Die bei Weitem größte Transformation resultiert daraus, wenn man Entrepreneure ihre Ideen mit anderen teilen sieht. Wenn wir irgendwem eine Dokument von einer Seite Umfang vorlegen, kann er nicht anders, als es zu lesen, und kann er nicht anders, als eine Meinung zu haben. Und darin liegt der wahre Erfolg.

Wir können das Lean Canvas nutzen, um schnelles Feedback von Kollegen, Beratern und Investoren zu bekommen – was es uns erlaubt, Muster im Hinblick auf die riskantesten Annahmen in unserem Denken zu erkennen.

6. Möglichkeit zu iterieren

Die leichtgewichtige Natur des Canvas' bedeutet auch, dass wir es regelmäßig aktualisieren und es als fortlaufenden Artefakt nutzen können, mit dem wir die Evolution unserer Geschäftsmodell-Story abbilden. Während ein Business-Plan einen Planen-und-ausführen-Ansatz annimmt, vertritt das Lean Canvas einen iterativeren Suchen-dann-ausführen-Ansatz.

Die besten Pitches und Fortschritts-Updates werden als Geschichten überbracht.

Präventivschläge und andere Einwände

Veränderung trifft immer auf Widerstand, und beim Canvas ist das nicht anders. Lassen Sie mich ein paar der häufigsten Einwände ansprechen, denen ich begegnet bin.

1. Wird mein Investor ein Lean Canvas akzeptieren?

Das Lean Canvas erwachte 2009 zum Leben und kam zunächst bei Lean-Startup-Gründern im frühen Stadium zum Einsatz. Seitdem hat es sich schnell verbreitet. Heute wird es in hunderten von Universitäten, Acceleratoren, Startups und großen Unternehmen in aller Welt genutzt.

Die Liste der Universitäten
Die Liste der Acceleratoren

Das Geschäft von Investoren besteht im Geld-Verdienen – nicht im Lesen von Business-Plänen. Traction ist das, was sie vor allen anderen Dingen interessiert. Der Business-Plan war mal eine Stellvertretung für künftige Traction, mehr aber nicht. Wir sind weitaus besser bedient, wenn wir etwas frühe Traction erreichen, ehe wir uns einem Investor annähern. Das erreichen wir nicht durch die Erstellung eines Business-Plans, sondern durch Geschäftsmodell-Validierung.
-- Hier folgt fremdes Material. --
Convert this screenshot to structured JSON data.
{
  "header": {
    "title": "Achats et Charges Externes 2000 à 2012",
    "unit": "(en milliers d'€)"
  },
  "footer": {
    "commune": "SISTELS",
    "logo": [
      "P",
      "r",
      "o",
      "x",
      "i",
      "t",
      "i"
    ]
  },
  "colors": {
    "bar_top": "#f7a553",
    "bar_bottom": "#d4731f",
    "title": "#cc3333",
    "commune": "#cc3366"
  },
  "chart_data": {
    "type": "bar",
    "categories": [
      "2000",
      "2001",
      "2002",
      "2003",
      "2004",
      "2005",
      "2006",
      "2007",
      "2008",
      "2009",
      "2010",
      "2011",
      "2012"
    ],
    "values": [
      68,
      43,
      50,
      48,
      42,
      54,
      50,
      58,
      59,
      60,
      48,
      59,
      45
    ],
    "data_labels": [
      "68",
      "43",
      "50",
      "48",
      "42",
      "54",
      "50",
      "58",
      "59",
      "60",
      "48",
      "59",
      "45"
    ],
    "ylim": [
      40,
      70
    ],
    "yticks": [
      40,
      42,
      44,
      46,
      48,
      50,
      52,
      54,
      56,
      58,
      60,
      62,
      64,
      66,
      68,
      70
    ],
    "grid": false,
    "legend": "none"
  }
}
2. Aber ich muss trotzdem einen Business-Plan abgeben

Wenn Sie trotzdem einen formalen Plan schreiben müssen, empfehle ich, einen halben Tag mit dem Skizzieren von Canvases zu verbringen, sie mit potenziellen Beratern zu teilen und dann ein, zwei Wochen lang Experimente durchzuführen, um Stresstests hinsichtlich der riskantesten Annahmen durchzuführen. Wenn wir uns dann hinsetzen, um nach alledem den Business-Plan zu verfassen, wird er faktischer (statt fiktiv) sein und eine bessere Chance auf Finanzierung haben.

3. Das Lean Canvas ist weniger detailliert als ein Business-Plan

Ja, es nicht nicht möglich, jeden Aspekt eines Unternehmens auf einer einzelnen Seite abzubilden, und das ist auch nicht das Ziel. Es wichtig zu verstehen, dass das Lean Canvas kein Standalone-Werkzeug ist, sondern ein Konversations-Tool.

Zu jedem unserer Business-Aspekte gelangen wir über eine Differenzierungsebene.

4. Kann ich das Lean Canvas einfach mailen?

Ich empfehle nicht, lediglich ein Lean Canvas ohne Kontext per Mail zu verschicken. Es ist weitaus effektiver, ein unterstützendes Fünf-Minuten-Video anzuhängen oder die Geschäftsmodell-Story am besten persönlich zu präsentieren.

5. Das Lean Canvas trifft keine finanziellen Prognosen

Das ist wirklich ein Manko. Eine Geschäftsmodell-Story allein ist nicht genug, um zu testen, ob sie eine Möglichkeit repräsentiert, die eine Investition wert ist.

Gleichwohl ist die Excel-Zauberei, die normalerweise in Business-Plänen gemacht wird, keinen Deut besser. Bei der Dimensionierung eines Geschäftsmodells geht es nicht darum, hunderte Zahlen umzupflügen, sondern darum, ein Bottom-up-Modell mit einer Handvoll Schlüsselmetriken zu entwickeln.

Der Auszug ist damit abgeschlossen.